When my husband and I tried to put some limits on her attire, she countered with the fact that she goes to school every day, always makes curfew, doesn't use drugs, and consistently makes honor roll each quarter. We realized that we might push her to rebel if we did not permit her some freedom to express her individuality. However, it pains us to know that other kids (and their parents) are ridiculing the way she looks. Should we be more insistent on appropriate dress?
I understand how hard it is for you to get past your daughter's dramatic change in her physical appearance. But I would ask you to allow and encourage her to present herself in the world as she chooses, when it comes to her clothes, hairstyles, etc. In matters of dress, conformity to the majority does not confer maturity or goodness upon the conformist. Your daughter has chosen the lifestyle attire of a skater and is drawn to punk music because they give her an identity that she's comfortable with. You needn't tell her that you think she looks "her best" in her skater attire or pretend that you like her choice in alternative music. But I am asking you not to shame her because of these choices or show her your disappointment in her.

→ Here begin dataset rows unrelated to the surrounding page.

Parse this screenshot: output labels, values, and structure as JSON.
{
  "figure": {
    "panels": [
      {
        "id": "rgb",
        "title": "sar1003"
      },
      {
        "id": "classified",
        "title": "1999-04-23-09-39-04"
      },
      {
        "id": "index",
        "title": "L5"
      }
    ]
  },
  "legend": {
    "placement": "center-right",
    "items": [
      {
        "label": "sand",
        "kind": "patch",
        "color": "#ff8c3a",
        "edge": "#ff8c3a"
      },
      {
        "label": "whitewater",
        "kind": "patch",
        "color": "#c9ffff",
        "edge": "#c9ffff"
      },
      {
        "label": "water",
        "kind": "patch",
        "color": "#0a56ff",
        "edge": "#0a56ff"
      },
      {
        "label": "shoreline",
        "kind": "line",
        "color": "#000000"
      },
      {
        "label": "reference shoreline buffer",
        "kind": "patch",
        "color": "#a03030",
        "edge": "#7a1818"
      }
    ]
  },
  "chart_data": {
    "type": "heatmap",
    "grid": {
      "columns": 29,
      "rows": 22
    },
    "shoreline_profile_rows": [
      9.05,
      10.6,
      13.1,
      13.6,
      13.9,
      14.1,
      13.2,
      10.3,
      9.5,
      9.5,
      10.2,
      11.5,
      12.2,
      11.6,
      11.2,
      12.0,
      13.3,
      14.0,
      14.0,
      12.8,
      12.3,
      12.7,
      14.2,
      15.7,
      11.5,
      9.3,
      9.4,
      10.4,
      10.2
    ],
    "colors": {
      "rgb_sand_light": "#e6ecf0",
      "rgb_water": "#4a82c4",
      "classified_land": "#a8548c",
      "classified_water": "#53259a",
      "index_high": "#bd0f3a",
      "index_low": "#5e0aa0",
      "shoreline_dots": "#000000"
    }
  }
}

She needs to know that you care more about who she is, rather than what she wears. You know the goodness that your daughter possesses. Don't cave in to narrow-minded intolerance that surrounds your family. For some wisdom in helping your daughter be true to herself, read a book by a mom who went through what you are going through now, Beyond Looks and Labels: A Guide to Raising Unconventional Teens, by Katherine Murray. In addition to recounting her own story with her daughter, Murray also interviews many other parents who met this challenge. I believe that if you think about what's really important, you'll be able to act out of love in your daughter's best interests. Thanks for writing.